Le devastazioni politiche del coronavirus | Arturo Diaconale

2 Marzo 2020
diaconale2marzo2020.jpg

Ora si calcolano gli effetti del coronavirus sull’economia nazionale e si deve prendere atto che l’epidemia ha provocato danni enormi ingigantiti dalla psicosi collettiva causata inizialmente anche dal comportamento dissennato delle massime autorità istituzionali.

Il governo pare convinto che per porre rimedio a tali guasti non serva altro che premere su Bruxelles ed ottenere il via libera allo sforamento dei vicoli di bilancio. Ma concentrare l’attenzione solo sull’autorizzazione ad aumentare il debito non solo serve a rinviare nel tempo un problema che andrebbe affrontato con riforme strutturali a partire dalla riduzione generalizzata della pressione fiscale. Rischia di aggiungere alla psicosi sanitaria anche quella economica inducendo un governo, che già appare geneticamente portato alla sottovalutazione dei problemi, ad immaginare che grazie al coronavirus si possa spostare ad una data più lontana possibile la sequela delle questioni politiche che stanno emergendo in questa fase tempestosa.

Al primo posto di questo inquietante elenco c’è la verifica della coalizione giallorossa. Il Premier Conte ha facile gioco nel rilevare che le due emergenze sanitaria ed economica rendono impossibile operare immediatamente un confronto serio sulla tenuta del governo. Nel frattempo, però, si avvicina il momento in cui il referendum sul taglio dei parlamentari provocherà un cambiamento epocale nella rappresentanza politica del paese ed un danno incalcolabile alla credibilità ed alla autorevolezza al potere legislativo dello stato di diritto.
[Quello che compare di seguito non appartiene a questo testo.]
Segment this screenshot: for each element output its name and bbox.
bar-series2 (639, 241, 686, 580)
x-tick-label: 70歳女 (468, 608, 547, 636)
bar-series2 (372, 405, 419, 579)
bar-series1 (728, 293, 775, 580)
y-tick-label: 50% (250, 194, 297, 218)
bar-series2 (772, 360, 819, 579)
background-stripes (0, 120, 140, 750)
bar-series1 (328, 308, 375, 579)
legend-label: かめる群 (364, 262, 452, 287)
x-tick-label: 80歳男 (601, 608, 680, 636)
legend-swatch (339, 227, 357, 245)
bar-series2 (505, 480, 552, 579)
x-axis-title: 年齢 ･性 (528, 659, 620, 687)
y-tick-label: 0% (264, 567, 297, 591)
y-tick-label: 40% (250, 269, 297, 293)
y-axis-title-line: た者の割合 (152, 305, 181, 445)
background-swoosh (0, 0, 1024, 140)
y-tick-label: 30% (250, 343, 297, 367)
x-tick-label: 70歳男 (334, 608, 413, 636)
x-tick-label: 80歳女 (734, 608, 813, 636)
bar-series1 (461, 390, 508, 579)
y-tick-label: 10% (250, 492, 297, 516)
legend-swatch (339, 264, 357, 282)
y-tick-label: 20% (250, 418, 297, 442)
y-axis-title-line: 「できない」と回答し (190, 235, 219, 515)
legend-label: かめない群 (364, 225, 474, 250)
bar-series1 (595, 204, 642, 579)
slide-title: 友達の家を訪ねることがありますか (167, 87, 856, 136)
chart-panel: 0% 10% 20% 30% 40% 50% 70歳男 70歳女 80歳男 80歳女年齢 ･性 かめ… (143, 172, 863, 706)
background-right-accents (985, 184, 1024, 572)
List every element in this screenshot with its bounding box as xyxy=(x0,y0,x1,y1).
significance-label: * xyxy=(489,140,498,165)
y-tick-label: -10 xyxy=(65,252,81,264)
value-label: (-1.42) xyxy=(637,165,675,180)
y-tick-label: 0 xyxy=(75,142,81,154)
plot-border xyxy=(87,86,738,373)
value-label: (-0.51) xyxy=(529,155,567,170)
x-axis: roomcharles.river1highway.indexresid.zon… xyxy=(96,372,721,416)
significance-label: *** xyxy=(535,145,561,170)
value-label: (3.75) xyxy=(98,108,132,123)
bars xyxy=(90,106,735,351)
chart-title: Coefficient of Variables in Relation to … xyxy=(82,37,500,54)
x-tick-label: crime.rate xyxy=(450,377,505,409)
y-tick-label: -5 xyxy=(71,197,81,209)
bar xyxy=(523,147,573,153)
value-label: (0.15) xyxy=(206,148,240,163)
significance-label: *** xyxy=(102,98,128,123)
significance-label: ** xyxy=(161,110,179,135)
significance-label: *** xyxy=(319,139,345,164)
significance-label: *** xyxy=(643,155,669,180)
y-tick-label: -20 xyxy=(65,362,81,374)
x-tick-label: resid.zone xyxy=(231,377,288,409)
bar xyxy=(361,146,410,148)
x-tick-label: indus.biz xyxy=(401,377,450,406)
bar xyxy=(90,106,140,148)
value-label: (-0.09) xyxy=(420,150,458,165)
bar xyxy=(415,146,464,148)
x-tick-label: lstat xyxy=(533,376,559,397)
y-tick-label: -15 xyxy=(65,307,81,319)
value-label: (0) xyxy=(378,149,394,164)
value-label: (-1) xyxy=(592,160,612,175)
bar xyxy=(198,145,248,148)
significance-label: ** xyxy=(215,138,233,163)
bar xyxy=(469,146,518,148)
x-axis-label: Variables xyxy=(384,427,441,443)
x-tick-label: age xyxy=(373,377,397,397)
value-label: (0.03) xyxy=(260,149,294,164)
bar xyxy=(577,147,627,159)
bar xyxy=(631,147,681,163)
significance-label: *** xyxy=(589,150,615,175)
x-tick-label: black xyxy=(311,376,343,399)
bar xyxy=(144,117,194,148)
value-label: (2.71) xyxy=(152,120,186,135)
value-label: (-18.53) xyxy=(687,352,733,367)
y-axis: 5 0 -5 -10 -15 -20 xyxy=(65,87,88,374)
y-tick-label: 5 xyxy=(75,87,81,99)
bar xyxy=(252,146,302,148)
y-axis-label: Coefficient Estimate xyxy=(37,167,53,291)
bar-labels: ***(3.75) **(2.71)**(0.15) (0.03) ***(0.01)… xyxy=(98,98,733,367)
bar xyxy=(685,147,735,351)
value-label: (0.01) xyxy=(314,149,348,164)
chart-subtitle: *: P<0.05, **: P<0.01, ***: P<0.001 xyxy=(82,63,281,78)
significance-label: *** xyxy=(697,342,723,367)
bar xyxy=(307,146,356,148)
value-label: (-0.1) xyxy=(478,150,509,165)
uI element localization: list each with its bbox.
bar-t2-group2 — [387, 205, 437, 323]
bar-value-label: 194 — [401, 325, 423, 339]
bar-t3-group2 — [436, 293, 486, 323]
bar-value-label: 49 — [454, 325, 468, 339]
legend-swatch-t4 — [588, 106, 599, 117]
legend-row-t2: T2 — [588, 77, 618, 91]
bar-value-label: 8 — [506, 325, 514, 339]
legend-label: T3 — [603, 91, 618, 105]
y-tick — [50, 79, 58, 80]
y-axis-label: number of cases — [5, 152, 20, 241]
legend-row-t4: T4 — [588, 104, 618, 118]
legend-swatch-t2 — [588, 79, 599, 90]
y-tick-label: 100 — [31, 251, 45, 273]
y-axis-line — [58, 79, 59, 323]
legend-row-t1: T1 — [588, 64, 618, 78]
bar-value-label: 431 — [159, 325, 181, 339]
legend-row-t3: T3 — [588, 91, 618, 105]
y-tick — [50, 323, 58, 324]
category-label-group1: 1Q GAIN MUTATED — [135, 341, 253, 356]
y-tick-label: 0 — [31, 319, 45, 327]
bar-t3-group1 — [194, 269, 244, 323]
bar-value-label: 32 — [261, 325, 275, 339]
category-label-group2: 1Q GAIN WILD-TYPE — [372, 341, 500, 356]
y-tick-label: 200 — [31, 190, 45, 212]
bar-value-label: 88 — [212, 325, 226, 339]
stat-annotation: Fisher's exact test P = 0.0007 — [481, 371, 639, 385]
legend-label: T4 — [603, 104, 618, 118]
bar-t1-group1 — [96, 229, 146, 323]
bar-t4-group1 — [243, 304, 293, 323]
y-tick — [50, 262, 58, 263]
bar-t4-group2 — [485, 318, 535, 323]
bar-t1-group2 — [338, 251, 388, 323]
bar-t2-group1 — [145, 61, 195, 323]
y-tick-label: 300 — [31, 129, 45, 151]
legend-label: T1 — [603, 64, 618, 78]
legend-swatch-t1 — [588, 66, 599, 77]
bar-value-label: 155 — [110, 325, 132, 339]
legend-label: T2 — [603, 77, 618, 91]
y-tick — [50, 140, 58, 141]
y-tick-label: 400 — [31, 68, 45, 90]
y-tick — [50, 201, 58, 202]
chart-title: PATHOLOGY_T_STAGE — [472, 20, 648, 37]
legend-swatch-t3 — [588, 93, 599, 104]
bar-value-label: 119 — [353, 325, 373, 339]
E si deve prendere atto che nella disattenzione generale imposta dalla psicosi dell’epidemia sono state introdotte norme che di fatto cancellano i diritti individuali dei cittadini ed introducono nella Repubblica Italiana il sistema Stasi del vecchio regine comunista e totalitario della Germania dell’Est.

Non è accettabile che con la scusa del coronavirus la democrazia liberale italiana venga picconata alle sue basi. Ma è altrettanto inaccettabile che l’epidemia diventi il pretesto per non affrontare alcune questioni di politica estera di vitale importanza per il nostro paese. Prima fra tutte quella libica diventata, grazie soprattutto alla totale assenza dell’Italia, una partita esclusiva tra turchi e russi.

Tra le devastazioni che la fine dell’epidemia lascerà da affrontare, dunque, non ci sarà solo un sistema sanitario da rigenerare ed una economia da rilanciare ma anche una democrazia da salvare ed un ruolo internazionale del paese da recuperare.

È bene saperlo per tempo. Perché arriverà il momento di stabilire chi ha sbagliato e deve pagare e chi avrà il compito di salvare il salvabile!